Darfour : l’ONU exige une enquête sur les Casques bleus tués

Le secrétaire général de l’ONU, Ban Ki-moon, a exigé ce jeudi 4 octobre une « enquête approfondie » sur l’embuscade qui a coûté la vie à quatre Casques bleus, tous soldats nigérians, de la mission de maintien de la paix conjointe ONU-Union africaine (Minuad) au Darfour. Une attaque qui a fait, en outre, huit blessés.

L’ONU enjoint Khartoum de retrouver les assaillants. Une embuscade, à El-Geneina, capitale du Darfour-ouest, a coûté mercredi la vie à quatre Casques bleus, tous soldats nigérians, de la mission de maintien de la paix conjointe ONU-Union africaine (Minuad) au Darfour. Cette attaque a fait, en outre, huit blessés. Le secrétaire général de l’ONU, Ban Ki-moon, a exigé ce jeudi 4 octobre une « enquête approfondie ».

« Le secrétaire général demande instamment au gouvernement du Soudan de mener une enquête approfondie et de s’assurer que les responsables soient traduits rapidement devant la justice », a déclaré le porte-parole de l’ONU Martin Nesirky, rapporte LeFigaro.fr.

Selon le communiqué des Nations Unies, les soldats de la Minuad ont reçu des tirs, en provenance de différentes directions. Pour se protéger, ils ont riposté contre les assaillants. Le lieutenant-général Patrick Nyamvumba, commandant en chef de la Minuad, « condamne (lui aussi) dans les termes les plus fermes, cette attaque criminelle contre nos soldats qui sont ici au service des populations du Darfour ».

Le Soudan toujours embrasé

L’ONU a déployé en 2007 des Casques Bleus au Darfour en vue de stabiliser la situation politique, en mettant un terme au conflit entre le gouvernement de Khartoum et les rebelles. Ainsi, la Minuad dispose de 23 500 soldats pour sécuriser le pays.

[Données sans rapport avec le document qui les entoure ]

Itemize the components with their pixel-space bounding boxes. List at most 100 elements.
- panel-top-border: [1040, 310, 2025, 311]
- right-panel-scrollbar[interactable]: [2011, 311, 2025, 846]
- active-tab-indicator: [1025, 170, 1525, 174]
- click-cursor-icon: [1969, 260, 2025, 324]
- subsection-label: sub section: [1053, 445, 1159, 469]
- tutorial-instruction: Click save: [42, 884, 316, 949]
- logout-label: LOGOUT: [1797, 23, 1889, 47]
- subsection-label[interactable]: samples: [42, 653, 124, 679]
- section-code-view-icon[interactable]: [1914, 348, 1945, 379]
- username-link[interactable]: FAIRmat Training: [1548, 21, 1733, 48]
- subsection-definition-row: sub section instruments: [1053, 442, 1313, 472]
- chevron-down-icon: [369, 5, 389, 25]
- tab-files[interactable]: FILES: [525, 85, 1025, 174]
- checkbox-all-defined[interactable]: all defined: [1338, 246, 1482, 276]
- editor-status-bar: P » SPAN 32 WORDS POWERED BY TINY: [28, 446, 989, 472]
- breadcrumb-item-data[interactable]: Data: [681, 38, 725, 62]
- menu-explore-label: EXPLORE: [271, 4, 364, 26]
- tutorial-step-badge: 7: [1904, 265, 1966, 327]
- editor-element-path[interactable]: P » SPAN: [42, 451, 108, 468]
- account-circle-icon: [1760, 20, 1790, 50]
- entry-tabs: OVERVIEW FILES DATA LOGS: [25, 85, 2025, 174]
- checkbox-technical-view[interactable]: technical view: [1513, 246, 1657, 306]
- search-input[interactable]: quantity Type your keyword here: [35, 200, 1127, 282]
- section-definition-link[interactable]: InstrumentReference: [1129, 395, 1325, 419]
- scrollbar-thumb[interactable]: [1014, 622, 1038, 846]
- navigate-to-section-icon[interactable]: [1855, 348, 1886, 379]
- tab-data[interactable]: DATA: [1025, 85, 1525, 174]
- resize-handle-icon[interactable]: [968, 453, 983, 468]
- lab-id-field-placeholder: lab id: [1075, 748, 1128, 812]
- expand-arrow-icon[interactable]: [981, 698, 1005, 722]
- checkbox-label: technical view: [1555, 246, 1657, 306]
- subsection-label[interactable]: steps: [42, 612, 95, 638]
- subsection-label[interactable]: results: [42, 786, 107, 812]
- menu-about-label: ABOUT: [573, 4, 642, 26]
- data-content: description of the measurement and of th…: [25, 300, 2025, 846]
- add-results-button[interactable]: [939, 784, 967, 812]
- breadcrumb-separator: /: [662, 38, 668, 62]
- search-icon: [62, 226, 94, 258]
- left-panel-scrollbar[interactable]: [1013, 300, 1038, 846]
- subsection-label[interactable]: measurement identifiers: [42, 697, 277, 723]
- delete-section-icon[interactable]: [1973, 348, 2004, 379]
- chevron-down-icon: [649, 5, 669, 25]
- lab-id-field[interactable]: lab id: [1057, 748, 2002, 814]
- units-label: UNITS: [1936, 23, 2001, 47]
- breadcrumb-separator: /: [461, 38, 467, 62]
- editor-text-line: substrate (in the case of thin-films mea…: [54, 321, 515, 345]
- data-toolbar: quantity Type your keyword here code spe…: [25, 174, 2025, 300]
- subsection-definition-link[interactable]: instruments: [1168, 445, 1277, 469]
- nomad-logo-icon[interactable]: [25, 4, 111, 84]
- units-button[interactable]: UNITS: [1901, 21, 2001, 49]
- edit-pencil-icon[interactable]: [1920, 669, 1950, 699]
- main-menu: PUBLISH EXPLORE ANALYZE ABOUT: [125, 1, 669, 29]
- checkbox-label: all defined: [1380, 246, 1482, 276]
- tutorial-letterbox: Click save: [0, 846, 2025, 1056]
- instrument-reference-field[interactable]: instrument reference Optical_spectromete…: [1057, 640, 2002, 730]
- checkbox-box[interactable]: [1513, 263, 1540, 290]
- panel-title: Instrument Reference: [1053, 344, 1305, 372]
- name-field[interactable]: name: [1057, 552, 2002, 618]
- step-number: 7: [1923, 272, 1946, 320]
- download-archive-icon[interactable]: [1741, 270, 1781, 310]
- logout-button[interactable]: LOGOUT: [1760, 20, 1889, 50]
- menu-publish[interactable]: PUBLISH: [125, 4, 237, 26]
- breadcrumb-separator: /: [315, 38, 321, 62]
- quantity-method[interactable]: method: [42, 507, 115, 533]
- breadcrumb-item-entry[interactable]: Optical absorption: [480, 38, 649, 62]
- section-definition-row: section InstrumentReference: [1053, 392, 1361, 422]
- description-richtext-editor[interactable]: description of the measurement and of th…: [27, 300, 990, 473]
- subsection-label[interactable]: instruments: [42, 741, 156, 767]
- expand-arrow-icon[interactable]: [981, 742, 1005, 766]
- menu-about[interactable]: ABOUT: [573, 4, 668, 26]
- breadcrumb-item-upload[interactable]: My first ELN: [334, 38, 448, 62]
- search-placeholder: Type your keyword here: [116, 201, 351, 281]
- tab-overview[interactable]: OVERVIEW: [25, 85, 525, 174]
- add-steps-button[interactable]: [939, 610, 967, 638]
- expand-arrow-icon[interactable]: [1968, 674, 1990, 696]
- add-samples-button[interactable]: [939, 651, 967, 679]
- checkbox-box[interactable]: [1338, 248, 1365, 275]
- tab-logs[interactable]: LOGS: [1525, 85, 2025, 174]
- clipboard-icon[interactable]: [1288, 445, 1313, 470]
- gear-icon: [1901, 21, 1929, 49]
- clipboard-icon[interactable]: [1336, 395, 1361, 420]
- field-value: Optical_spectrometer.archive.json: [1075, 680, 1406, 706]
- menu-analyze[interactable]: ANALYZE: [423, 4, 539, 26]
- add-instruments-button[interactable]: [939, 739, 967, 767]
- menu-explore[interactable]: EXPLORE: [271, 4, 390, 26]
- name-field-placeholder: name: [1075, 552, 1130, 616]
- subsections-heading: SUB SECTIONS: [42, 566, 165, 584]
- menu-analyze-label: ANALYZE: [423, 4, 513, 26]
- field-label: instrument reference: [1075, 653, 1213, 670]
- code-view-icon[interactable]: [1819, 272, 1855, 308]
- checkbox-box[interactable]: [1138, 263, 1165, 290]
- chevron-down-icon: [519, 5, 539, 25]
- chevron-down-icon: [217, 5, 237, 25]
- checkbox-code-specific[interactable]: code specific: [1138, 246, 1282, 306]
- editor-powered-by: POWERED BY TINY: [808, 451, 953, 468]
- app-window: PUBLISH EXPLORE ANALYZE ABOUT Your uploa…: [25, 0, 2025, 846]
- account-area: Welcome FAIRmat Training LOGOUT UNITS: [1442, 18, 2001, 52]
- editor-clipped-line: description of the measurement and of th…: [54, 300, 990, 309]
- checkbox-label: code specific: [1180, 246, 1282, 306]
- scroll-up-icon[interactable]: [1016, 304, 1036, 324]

Le Soudan entretient par ailleurs de relations tendues avec son voisin. Depuis l’accès à l’indépendance du Soudan du Sud, le 9 juillet 2011, Khartoum et Juba n’ont cessé de s’affronter sur la question pétrolière, son exportation et sa taxation. Depuis janvier, le tout nouvel Etat, qui possède les trois quarts des ressources de pétrole, avait même interrompu sa production afin de faire plier le voisin du nord, qui accueille les oléoducs. Ce dernier, faute d’accord sur la redevance pour le transit, prélevait du brut à son passage sur son territoire.

La pression internationale a partiellement payé. Réunis depuis ce dimanche 23 septembre à Addis Abeba en Ethiopie, Omar el-Béchir et Salva Kii, les chefs d’Etats des Soudan et Soudan du Sud sont parvenus ce mercredi 26 septembre à un accord partiel portant sur la mise en place d’une zone démilitarisée à la frontière. Les deux autres points de discorde, la délimitation des frontières et le statut de la zone pétrolière contestée d’Abyei, restent en suspens.

Cette nouvelle attaque meurtrière, au Darfour, vient rappeler que le Soudan reste un pays instable, dont la sécurité laisse toujours à désirer. Son voisin du sud se trouve, également, dans la même situation. D’où l’intérêt pour l’ONU de pacifier les relations entre les deux Etats.